Matlab provides several search functions with hash:

  • containers.Map
  • java.util.HashSet, java.util.HashMap
  • use MEX interface
  • use logic matching

Containers.Map

The generic method as containers.Map is built-in and as noted, it is most efficient when stored data is scalar or char.

mapObj = containers.Map
mapObj = containers.Map(keySet,valueSet)
mapObj = containers.Map(keySet,valueSet,'UniformValues',isUniform)
mapObj = containers.Map('KeyType',kType,'ValueType',vType)

and following is quoted from Map.m:

myMap = containers.Map('KeyType', kType, 'ValueType', vType)

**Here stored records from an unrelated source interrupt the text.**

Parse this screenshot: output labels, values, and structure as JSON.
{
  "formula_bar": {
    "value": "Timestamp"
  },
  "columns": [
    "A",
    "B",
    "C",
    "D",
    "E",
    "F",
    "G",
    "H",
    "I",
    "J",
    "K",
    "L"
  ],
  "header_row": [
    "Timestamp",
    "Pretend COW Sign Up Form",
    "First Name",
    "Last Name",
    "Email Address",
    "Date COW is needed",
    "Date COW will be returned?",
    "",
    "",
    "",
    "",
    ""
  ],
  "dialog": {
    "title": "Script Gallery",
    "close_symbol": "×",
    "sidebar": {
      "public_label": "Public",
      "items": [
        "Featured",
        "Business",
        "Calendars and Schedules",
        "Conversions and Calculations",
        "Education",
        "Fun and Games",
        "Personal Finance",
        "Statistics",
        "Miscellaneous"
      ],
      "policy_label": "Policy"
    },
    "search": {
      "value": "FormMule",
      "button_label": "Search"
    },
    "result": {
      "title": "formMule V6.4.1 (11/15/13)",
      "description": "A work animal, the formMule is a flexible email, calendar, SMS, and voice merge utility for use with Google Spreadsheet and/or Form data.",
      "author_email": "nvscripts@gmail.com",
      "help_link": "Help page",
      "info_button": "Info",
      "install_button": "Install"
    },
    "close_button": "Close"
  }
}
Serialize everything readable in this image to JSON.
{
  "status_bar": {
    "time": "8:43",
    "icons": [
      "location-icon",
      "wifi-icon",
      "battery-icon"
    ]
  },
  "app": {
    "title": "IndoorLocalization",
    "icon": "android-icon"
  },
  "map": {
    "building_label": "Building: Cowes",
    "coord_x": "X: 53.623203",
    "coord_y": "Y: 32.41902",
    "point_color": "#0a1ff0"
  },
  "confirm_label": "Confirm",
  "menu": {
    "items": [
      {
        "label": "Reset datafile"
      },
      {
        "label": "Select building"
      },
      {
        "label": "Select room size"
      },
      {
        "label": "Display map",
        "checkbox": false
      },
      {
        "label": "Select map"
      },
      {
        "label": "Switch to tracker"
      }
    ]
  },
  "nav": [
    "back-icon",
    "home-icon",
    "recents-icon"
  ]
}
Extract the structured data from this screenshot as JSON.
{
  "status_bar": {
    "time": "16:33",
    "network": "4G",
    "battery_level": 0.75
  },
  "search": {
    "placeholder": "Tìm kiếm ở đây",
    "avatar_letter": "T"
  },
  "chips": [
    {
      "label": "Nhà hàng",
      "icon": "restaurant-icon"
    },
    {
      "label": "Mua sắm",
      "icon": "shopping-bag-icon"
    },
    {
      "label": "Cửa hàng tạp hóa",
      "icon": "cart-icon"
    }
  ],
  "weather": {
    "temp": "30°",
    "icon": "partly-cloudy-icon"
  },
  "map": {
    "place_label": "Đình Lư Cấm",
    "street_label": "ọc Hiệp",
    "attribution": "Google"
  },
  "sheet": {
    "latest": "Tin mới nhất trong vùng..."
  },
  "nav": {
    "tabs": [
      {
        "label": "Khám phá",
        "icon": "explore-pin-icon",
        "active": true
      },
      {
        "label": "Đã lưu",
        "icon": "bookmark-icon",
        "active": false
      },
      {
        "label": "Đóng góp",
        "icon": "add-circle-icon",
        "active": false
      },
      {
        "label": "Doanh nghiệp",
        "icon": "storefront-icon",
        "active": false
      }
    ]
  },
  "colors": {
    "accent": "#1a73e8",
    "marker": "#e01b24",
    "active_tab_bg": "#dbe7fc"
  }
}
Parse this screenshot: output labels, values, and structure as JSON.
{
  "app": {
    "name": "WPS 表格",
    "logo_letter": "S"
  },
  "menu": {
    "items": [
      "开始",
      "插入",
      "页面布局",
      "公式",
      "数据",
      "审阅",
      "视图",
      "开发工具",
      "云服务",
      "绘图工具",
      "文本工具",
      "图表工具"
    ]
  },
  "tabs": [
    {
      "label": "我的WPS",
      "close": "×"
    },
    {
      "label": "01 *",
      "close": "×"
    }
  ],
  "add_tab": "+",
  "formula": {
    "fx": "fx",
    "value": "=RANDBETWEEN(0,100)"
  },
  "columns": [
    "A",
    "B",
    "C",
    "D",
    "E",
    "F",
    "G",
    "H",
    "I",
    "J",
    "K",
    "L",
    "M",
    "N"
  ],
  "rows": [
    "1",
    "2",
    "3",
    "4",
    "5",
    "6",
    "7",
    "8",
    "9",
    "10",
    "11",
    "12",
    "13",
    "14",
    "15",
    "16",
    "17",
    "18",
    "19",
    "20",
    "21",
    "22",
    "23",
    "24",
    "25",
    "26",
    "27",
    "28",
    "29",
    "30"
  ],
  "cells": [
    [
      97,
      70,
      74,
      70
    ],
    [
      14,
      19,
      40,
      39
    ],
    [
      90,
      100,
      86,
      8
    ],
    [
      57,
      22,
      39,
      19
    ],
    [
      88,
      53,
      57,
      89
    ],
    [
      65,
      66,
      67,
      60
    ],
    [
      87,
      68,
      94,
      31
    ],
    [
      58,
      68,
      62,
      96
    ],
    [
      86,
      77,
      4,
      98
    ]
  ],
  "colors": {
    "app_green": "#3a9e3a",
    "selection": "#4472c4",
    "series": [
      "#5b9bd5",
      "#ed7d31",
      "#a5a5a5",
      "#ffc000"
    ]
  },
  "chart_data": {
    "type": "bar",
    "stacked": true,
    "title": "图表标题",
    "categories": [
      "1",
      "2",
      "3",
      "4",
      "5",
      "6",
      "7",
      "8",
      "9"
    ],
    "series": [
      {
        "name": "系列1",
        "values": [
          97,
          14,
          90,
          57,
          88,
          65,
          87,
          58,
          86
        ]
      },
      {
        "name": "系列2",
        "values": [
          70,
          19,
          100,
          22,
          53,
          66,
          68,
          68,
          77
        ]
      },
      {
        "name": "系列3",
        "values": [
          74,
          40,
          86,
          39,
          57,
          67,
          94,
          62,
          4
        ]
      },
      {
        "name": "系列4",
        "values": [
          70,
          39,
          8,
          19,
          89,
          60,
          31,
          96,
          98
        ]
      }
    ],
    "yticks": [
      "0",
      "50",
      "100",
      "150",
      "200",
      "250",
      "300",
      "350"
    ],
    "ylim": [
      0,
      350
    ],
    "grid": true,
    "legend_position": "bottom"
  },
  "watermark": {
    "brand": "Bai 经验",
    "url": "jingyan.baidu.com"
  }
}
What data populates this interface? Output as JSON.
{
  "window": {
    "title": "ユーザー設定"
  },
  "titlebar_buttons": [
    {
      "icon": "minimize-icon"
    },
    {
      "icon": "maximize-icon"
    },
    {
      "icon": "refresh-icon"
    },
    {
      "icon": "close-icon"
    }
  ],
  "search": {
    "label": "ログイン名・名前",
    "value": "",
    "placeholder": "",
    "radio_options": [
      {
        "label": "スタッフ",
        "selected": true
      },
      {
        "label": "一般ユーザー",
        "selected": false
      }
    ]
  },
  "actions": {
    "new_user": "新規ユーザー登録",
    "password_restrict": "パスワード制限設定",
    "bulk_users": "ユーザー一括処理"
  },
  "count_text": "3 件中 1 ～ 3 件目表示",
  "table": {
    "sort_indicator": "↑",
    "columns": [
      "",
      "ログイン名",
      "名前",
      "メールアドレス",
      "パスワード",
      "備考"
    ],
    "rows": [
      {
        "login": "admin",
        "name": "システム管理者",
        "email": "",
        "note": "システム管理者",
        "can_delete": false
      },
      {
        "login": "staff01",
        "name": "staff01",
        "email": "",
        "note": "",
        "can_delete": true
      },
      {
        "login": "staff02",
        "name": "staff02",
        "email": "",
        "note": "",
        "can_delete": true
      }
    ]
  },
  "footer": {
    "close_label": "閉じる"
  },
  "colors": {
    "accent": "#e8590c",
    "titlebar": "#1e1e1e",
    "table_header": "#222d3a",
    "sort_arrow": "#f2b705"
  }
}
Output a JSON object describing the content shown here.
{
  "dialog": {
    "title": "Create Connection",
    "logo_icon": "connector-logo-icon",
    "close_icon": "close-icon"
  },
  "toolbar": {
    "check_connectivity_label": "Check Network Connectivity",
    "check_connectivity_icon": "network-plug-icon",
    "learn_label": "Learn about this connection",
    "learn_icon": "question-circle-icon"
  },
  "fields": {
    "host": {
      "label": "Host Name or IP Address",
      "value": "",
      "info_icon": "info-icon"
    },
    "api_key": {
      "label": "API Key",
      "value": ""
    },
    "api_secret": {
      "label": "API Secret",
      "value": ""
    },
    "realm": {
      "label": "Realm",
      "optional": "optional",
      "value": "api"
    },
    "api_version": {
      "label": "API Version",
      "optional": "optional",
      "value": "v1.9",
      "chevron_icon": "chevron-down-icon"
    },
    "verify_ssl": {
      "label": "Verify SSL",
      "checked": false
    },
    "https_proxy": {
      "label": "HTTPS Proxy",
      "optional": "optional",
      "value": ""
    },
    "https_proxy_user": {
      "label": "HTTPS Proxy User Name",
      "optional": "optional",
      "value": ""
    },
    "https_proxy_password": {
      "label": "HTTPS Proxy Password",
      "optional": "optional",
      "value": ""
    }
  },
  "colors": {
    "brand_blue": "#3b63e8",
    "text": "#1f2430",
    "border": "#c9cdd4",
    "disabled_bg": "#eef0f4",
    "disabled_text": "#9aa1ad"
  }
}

constructs a Map object with no data that uses a key type of kType, and a value type of vType.

Valid values for kType are the strings: 'char', 'double', 'single', 'int32', 'uint32', 'int64', 'uint64'.

Valid values for vType are the strings: 'char', 'double', 'single', 'int8', 'uint8', 'int16', 'uint16', 'int32', 'uint32', 'int64', 'uint64', 'logical', or 'any'.

The order of the key type and value type arguments is not important, but both must be provided.

Java workaround

Map structure from Java is java.util.HashMap. At Matlab 2014b, this method has almost the same performance as containers.Map, since containers.Map is actually a scaled-down implementation of java.util.HashMap.

% construct map
cm = containers.Map(1:100000,rand(1, 100000),'UniformValues',true);
 
tic;
for i = 1:100000
  cm.isKey(i);
end
toc;
 
% construct map
jm = java.util.HashMap;
for i = 1:100000
  jm.put(i, rand(1));
end
 
tic;
for i = 1:100000
  jm.containsKey(i);
end
toc;
Elapsed time is 4.141781 seconds.
Elapsed time is 3.769957 seconds.

Mex with mexplus

Use C++ to wrap unordered_map for all basic types would be more than enough. At mexplus level, implement all necessary wrapper functions such as add, remove, hasKey, etc, then port them into Matlab class. Note: using std will not be thread safe. The java.util.HashMap is thread safe.

Logic matching

The slowest approach. using logic expression for searching/matching. Not recommended if dealing with large data set.